2004ANNUAL INCENTIVE PLAN

EX-10.3 4 a04-11675_3ex10d3.htm EX-10.3

Exhibit 10.3

 

2004 ANNUAL INCENTIVE PLAN

 

AXIS Capital Holdings Limited (the “Company”) has established the 2004 Annual Incentive Plan (the “Plan”) to enable eligible employees of the Company and its subsidiaries to share in the success of the Company.  The terms of the Plan are as set forth herein.

1.             Eligibility.  Any person who is employed by the Company or one of its subsidiaries and who is a Grade 13 or above shall be entitled to an annual allocation from the Bonus Pool (as defined in Section 2) and shall be a “Participant” in the Plan from and after January 1, 2004.

2.             Bonus Pool.  The “Bonus Pool” shall be an amount determined by the Compensation Committee of the Board of Directors (the “Committee”) based on the Company’s gross written premiums and/or net income for each fiscal year and goals established by the Company’s management and approved by the Committee for each fiscal year.

3.             Allocations.  The Bonus Pool shall be allocated to the Participants by the Committee based upon recommendations made by the Chief Executive Officer and President.  A Participant’s interest in the Bonus Pool shall be referred to herein as the Participant’s “Allocation”.

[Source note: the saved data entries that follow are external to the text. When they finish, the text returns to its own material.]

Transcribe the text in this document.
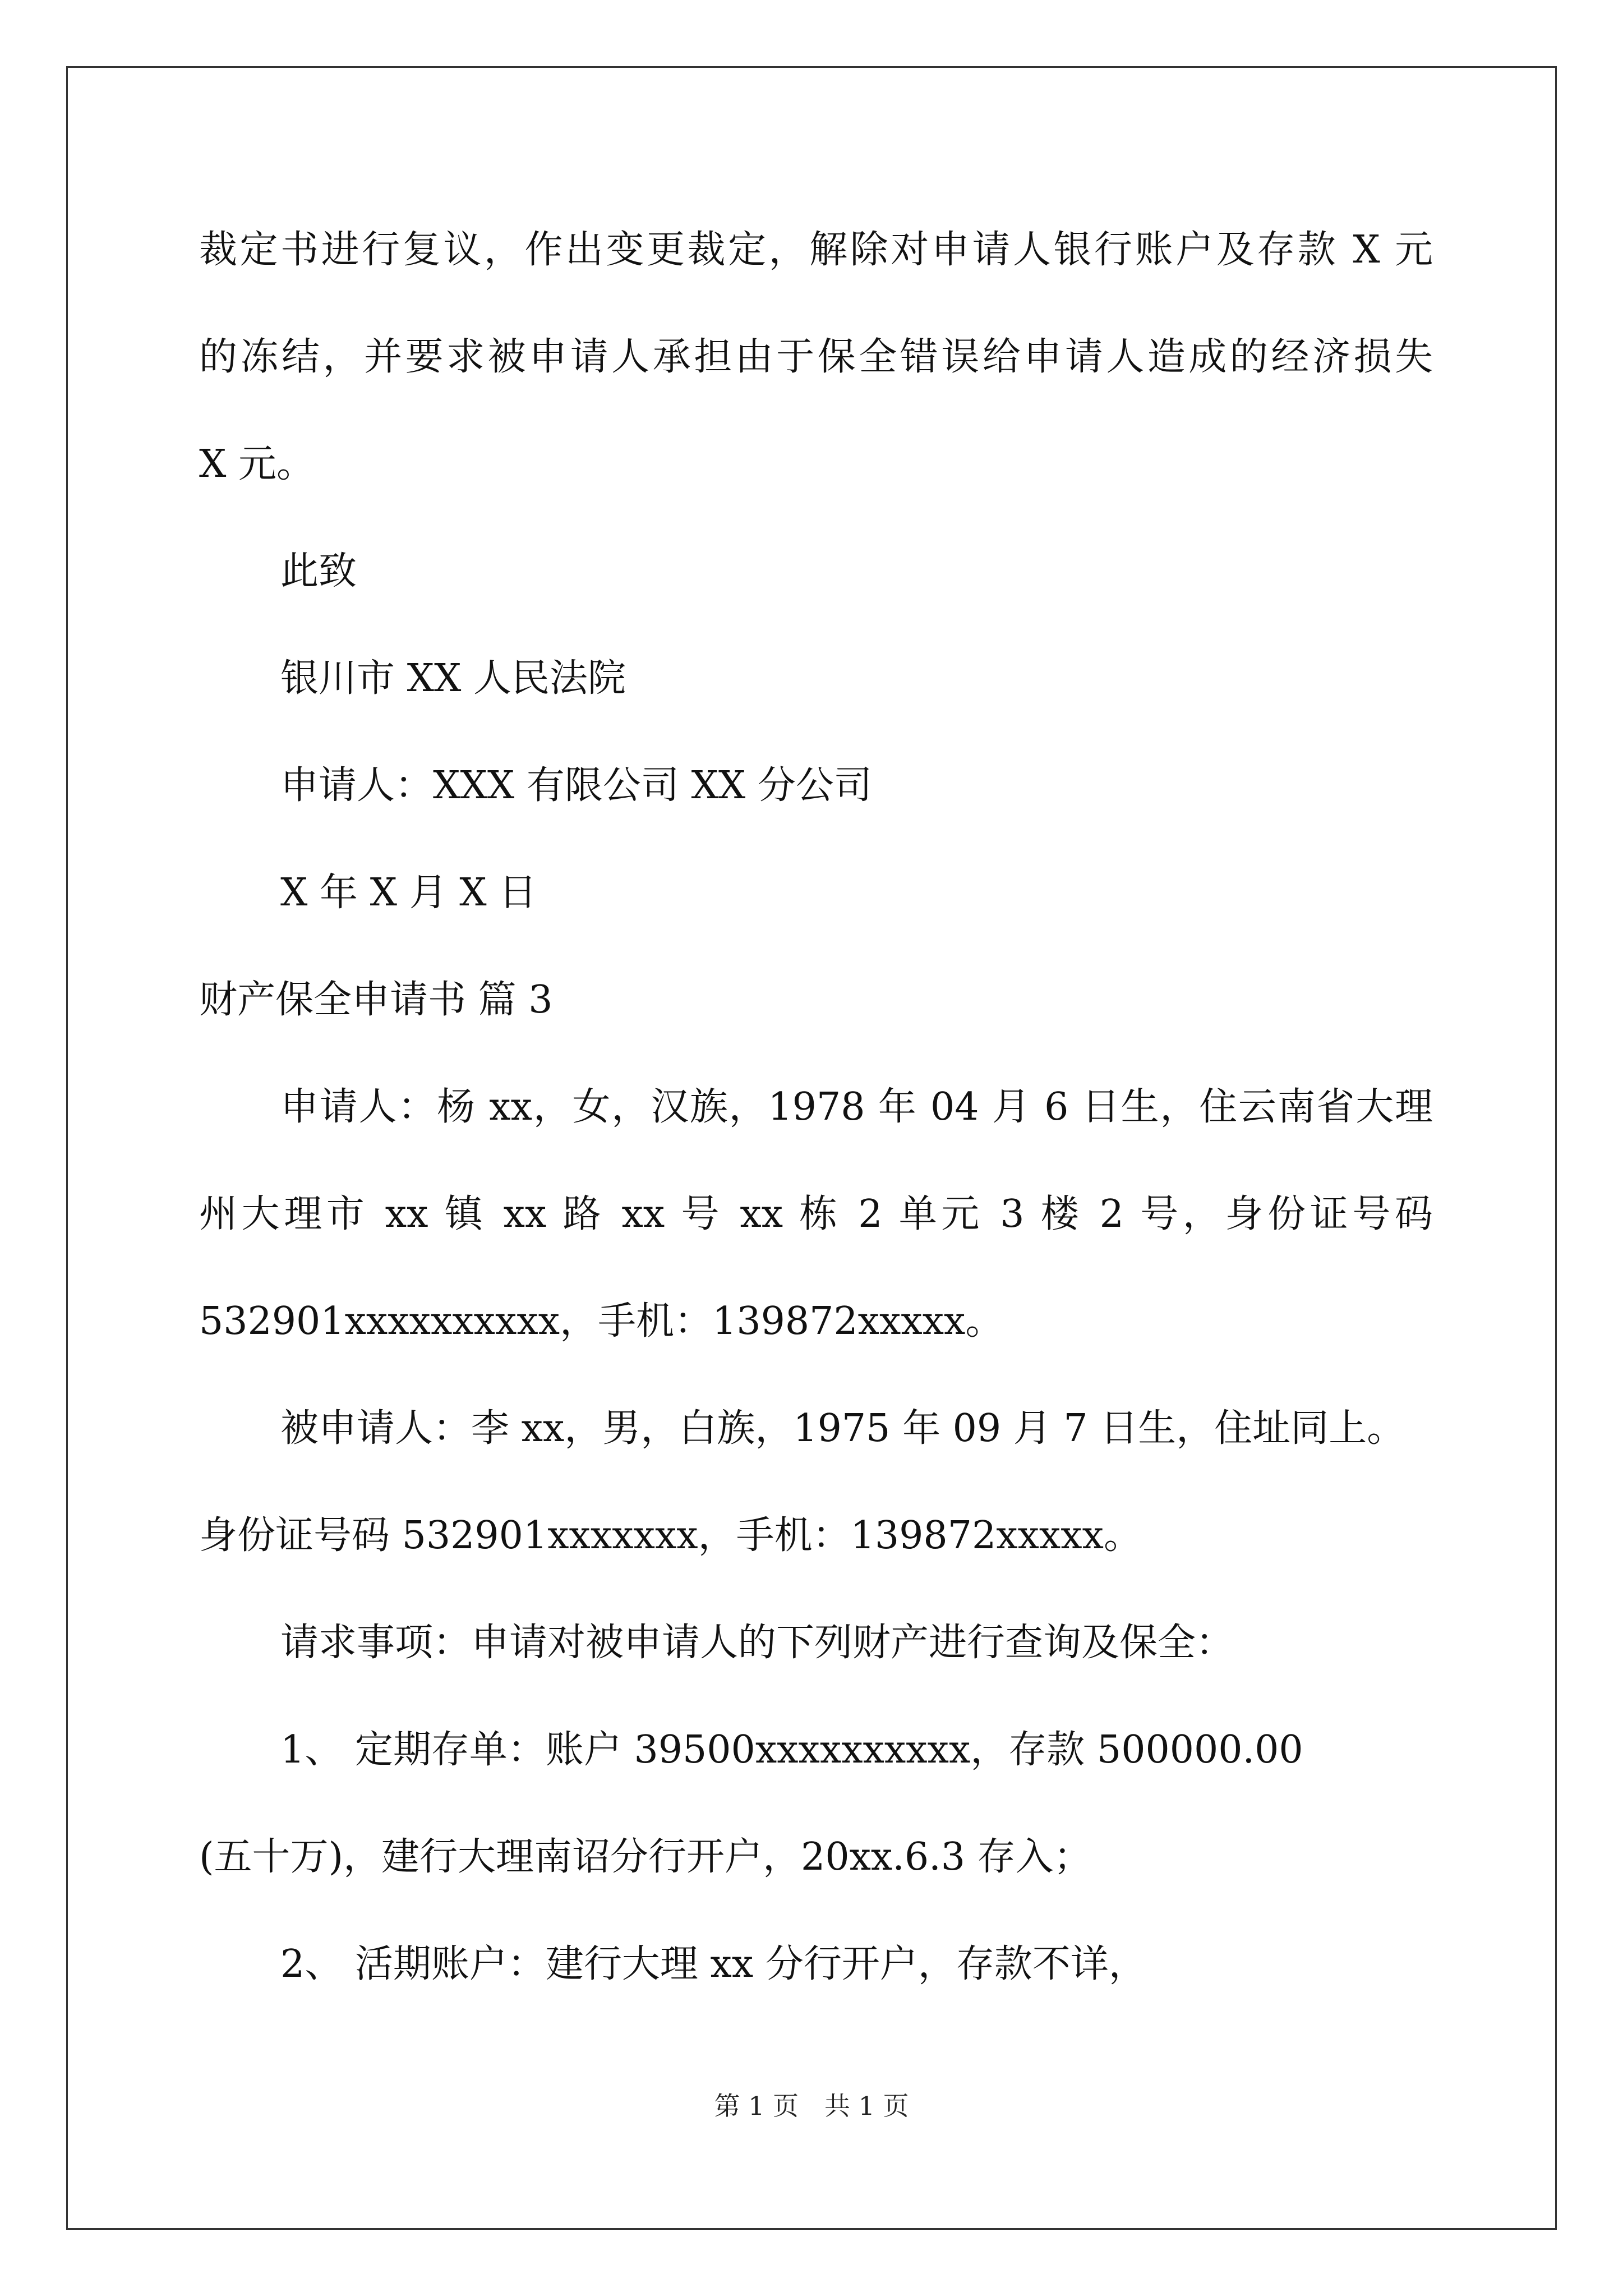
裁定书进行复议，作出变更裁定，解除对申请人银行账户及存款 X 元
的冻结，并要求被申请人承担由于保全错误给申请人造成的经济损失
X 元。
此致
银川市 XX 人民法院
申请人：XXX 有限公司 XX 分公司
X 年 X 月 X 日
财产保全申请书 篇 3
申请人：杨 xx，女，汉族，1978 年 04 月 6 日生，住云南省大理
州大理市 xx 镇 xx 路 xx 号 xx 栋 2 单元 3 楼 2 号，身份证号码
532901xxxxxxxxxx，手机：139872xxxxx。
被申请人：李 xx，男，白族，1975 年 09 月 7 日生，住址同上。
身份证号码 532901xxxxxxx，手机：139872xxxxx。
请求事项：申请对被申请人的下列财产进行查询及保全：
1、 定期存单：账户 39500xxxxxxxxxx，存款 500000.00
(五十万)，建行大理南诏分行开户，20xx.6.3 存入；
2、 活期账户：建行大理 xx 分行开户，存款不详，
第 1 页　共 1 页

4.             Vesting.  Each Participant shall have a fully vested right in his or her Allocation as of December 31 of the fiscal year for which the Bonus Pool and Allocation has been determined, except as set forth in this Section 4.  If a Participant’s employment with the Company and its subsidiaries terminates prior to December 31 for any reason, or if a Participant terminates his or her employment prior to the date of payment, or if the Company terminates a Participant's employment for cause prior to the date of payment, he or she shall cease to be a Participant as of his or her termination date, his or her Allocation shall be forfeited as of his or her termination date and the Participant shall have no rights to payments under the Plan, except to the extent of any contractual obligation to any Participant that the Company or any of its subsidiaries may have.

5.             Payment.  Any Participant who becomes vested in his or her Allocation shall receive a lump sum cash payment of the value of his or her Allocation as soon as practicable after December 31 of the fiscal year for which the Bonus Pool and Allocation has been determined.  In the event of the Participant’s death, any payments hereunder shall be made to the Participant’s estate.  Any payments hereunder shall be subject to such withholdings as may be required by applicable law.

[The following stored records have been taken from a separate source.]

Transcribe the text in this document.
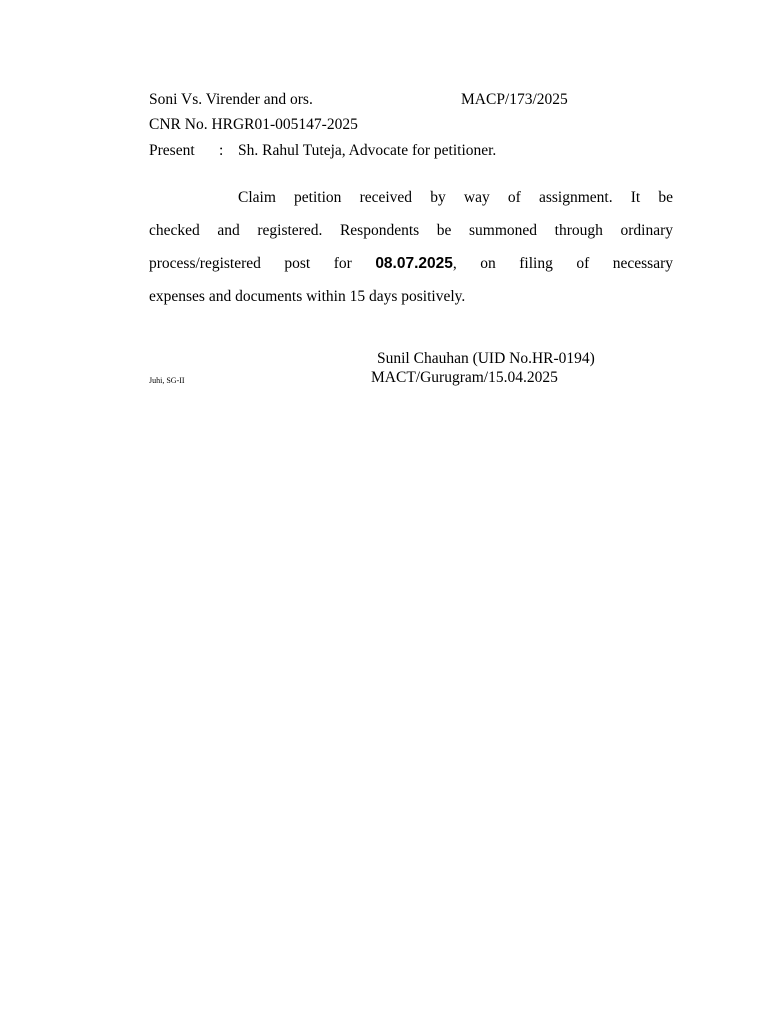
Soni Vs. Virender and ors.	MACP/173/2025
CNR No. HRGR01-005147-2025
Present : Sh. Rahul Tuteja, Advocate for petitioner.
Claim petition received by way of assignment. It be
checked and registered. Respondents be summoned through ordinary
process/registered post for 08.07.2025, on filing of necessary
expenses and documents within 15 days positively.
Sunil Chauhan (UID No.HR-0194)
MACT/Gurugram/15.04.2025
Juhi, SG-II
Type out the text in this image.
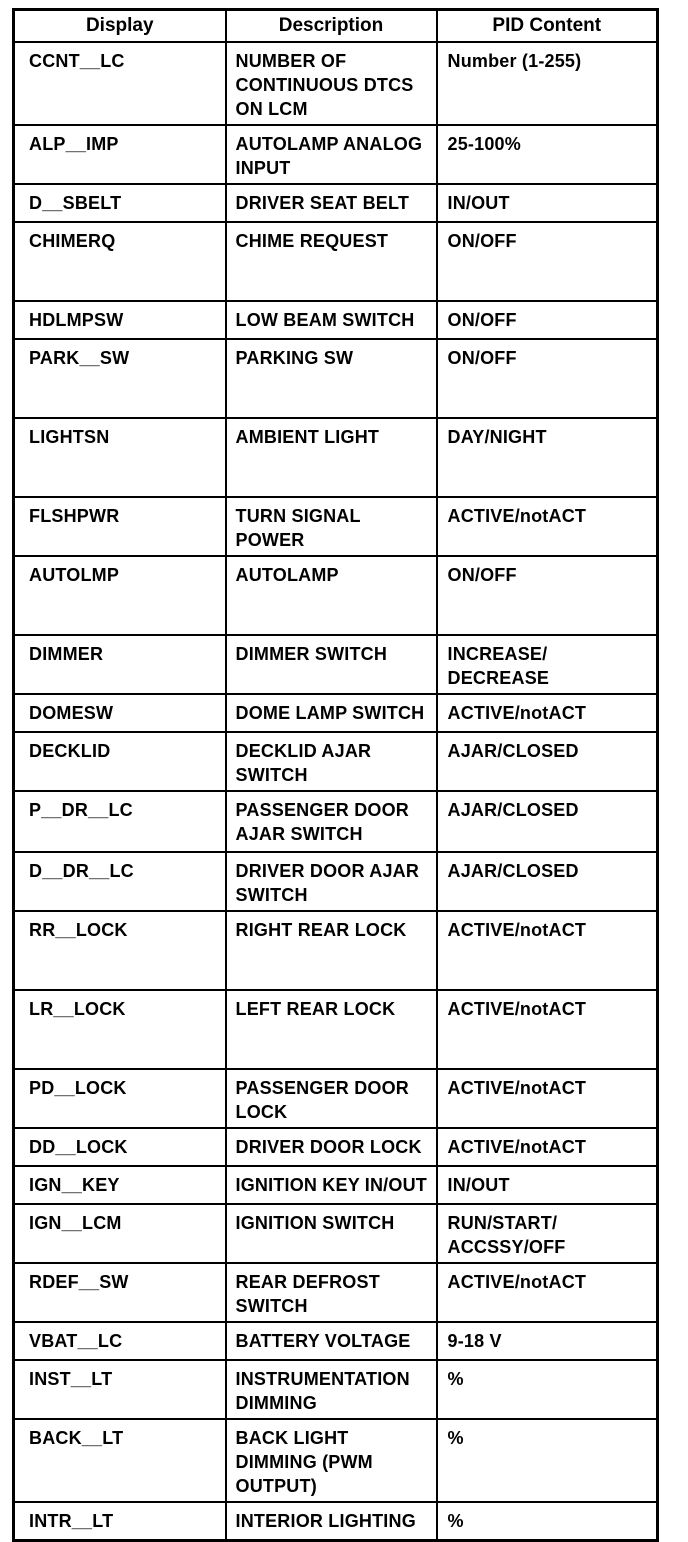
Display	Description	PID Content
CCNT__LC	NUMBER OF CONTINUOUS DTCS ON LCM	Number (1-255)
ALP__IMP	AUTOLAMP ANALOG INPUT	25-100%
D__SBELT	DRIVER SEAT BELT	IN/OUT
CHIMERQ	CHIME REQUEST	ON/OFF
HDLMPSW	LOW BEAM SWITCH	ON/OFF
PARK__SW	PARKING SW	ON/OFF
LIGHTSN	AMBIENT LIGHT	DAY/NIGHT
FLSHPWR	TURN SIGNAL POWER	ACTIVE/notACT
AUTOLMP	AUTOLAMP	ON/OFF
DIMMER	DIMMER SWITCH	INCREASE/ DECREASE
DOMESW	DOME LAMP SWITCH	ACTIVE/notACT
DECKLID	DECKLID AJAR SWITCH	AJAR/CLOSED
P__DR__LC	PASSENGER DOOR AJAR SWITCH	AJAR/CLOSED
D__DR__LC	DRIVER DOOR AJAR SWITCH	AJAR/CLOSED
RR__LOCK	RIGHT REAR LOCK	ACTIVE/notACT
LR__LOCK	LEFT REAR LOCK	ACTIVE/notACT
PD__LOCK	PASSENGER DOOR LOCK	ACTIVE/notACT
DD__LOCK	DRIVER DOOR LOCK	ACTIVE/notACT
IGN__KEY	IGNITION KEY IN/OUT	IN/OUT
IGN__LCM	IGNITION SWITCH	RUN/START/ ACCSSY/OFF
RDEF__SW	REAR DEFROST SWITCH	ACTIVE/notACT
VBAT__LC	BATTERY VOLTAGE	9-18 V
INST__LT	INSTRUMENTATION DIMMING	%
BACK__LT	BACK LIGHT DIMMING (PWM OUTPUT)	%
INTR__LT	INTERIOR LIGHTING	%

6.             Interpretation of Plan.  The Committee shall have the authority to administer the Plan, to conclusively make all determinations under the Plan and to interpret the Plan.  Any such determinations or interpretations made by the Committee shall be binding on all persons.

7.             Governing Law.  The Plan shall be governed by the laws of Bermuda.

8.             No Guarantee of Continued Employment.  Nothing in the Plan shall interfere with or limit in any way the right of the Company or any of its subsidiaries to terminate any employee’s employment at any time, nor shall it confer upon any Participant any right to continue in the employ of the Company or any of its subsidiaries.  For purposes of the Plan, temporary absence from employment because of illness, vacation, approved leaves of absence

 



 

and transfers of employment among the Company and its subsidiaries shall not be considered to terminate an employee’s employment.

9.             Successors.  All obligations of the Company under the Plan shall be binding on any successor to the Company, whether the existence of such successor is the result of a direct or indirect merger, consolidation, purchase of all or substantially all of the business and/or assets of the Company or otherwise.

10.           Amendment and Termination.  This Plan may be amended or terminated at any time by the Committee; provided, that no amendment shall be given effect to the extent that it would have the effect of reducing a Participant’s then current Allocation.